L’autre intrigue parallèle de L’Empire des loups suit le capitaine Paul Nerteaux, qui enquête sur un tueur en série sévissant dans le quartier turc de la Ville lumière. On y a retrouvé trois corps de femmes atrocement torturés, au visage étrangement mutilé (avec des descriptions assez détaillées, merci). Des ouvrières clandestines, soupçonne le policier. Il se résout alors à s’associer à un flic retraité, qui connaît ce milieu secret comme le fond de sa poche, un monde pour lequel il est partagé entre haine et fascination.
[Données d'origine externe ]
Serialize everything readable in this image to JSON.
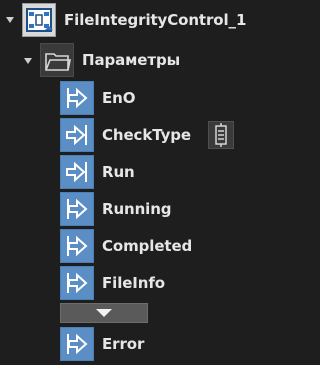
{
  "tree": {
    "root": {
      "label": "FileIntegrityControl_1",
      "icon": "function-block-icon",
      "expanded": true
    },
    "group": {
      "label": "Параметры",
      "icon": "folder-icon",
      "expanded": true
    },
    "pins": [
      {
        "label": "EnO",
        "icon": "output-pin-icon"
      },
      {
        "label": "CheckType",
        "icon": "input-pin-icon",
        "has_type_button": true
      },
      {
        "label": "Run",
        "icon": "input-pin-icon"
      },
      {
        "label": "Running",
        "icon": "output-pin-icon"
      },
      {
        "label": "Completed",
        "icon": "output-pin-icon"
      },
      {
        "label": "FileInfo",
        "icon": "output-pin-icon"
      },
      {
        "label": "Error",
        "icon": "output-pin-icon"
      }
    ]
  },
  "colors": {
    "background": "#1e1e1e",
    "pin_fill": "#5b8ec4",
    "text": "#e6e6e6"
  }
}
Mais un ripoux à la réputation violente: "le diable". Rien de moins. (Si le roman ne dédaigne pas l’excès, les personnages y sont hantés par des traumatismes du passé, histoire de les étoffer un peu.)
Ce que ce duo découvrira n’est pas ce à quoi on s’attendait. Comment les deux pistes du roman se rejoindront, c’est là le mystère qu’il faut préserver. Disons qu’une fiévreuse quête identitaire croise une affaire aux racines historico-politico-criminelles, ancrée dans des questions d’actualité.
Grangé nous entraîne notamment dans de fascinantes – mais peu flatteuses – descriptions d’un Paris anatolien souterrain, aux échoppes de couture illicites. Ses recherches nous conduisent aussi dans les milieux mafieux turcs et dans ce captivant territoire d’exploration qu’est le cerveau, "l’arme la plus dangereuse du monde". Un neurologue réputé y joue le rôle du docteur Frankenstein de service, et la manipulation du cerveau est à l’ordre du jour. Même que la science semble parfois y friser la science-fiction (comment Anna retrouve totalement sa mémoire suscite l’incrédulité).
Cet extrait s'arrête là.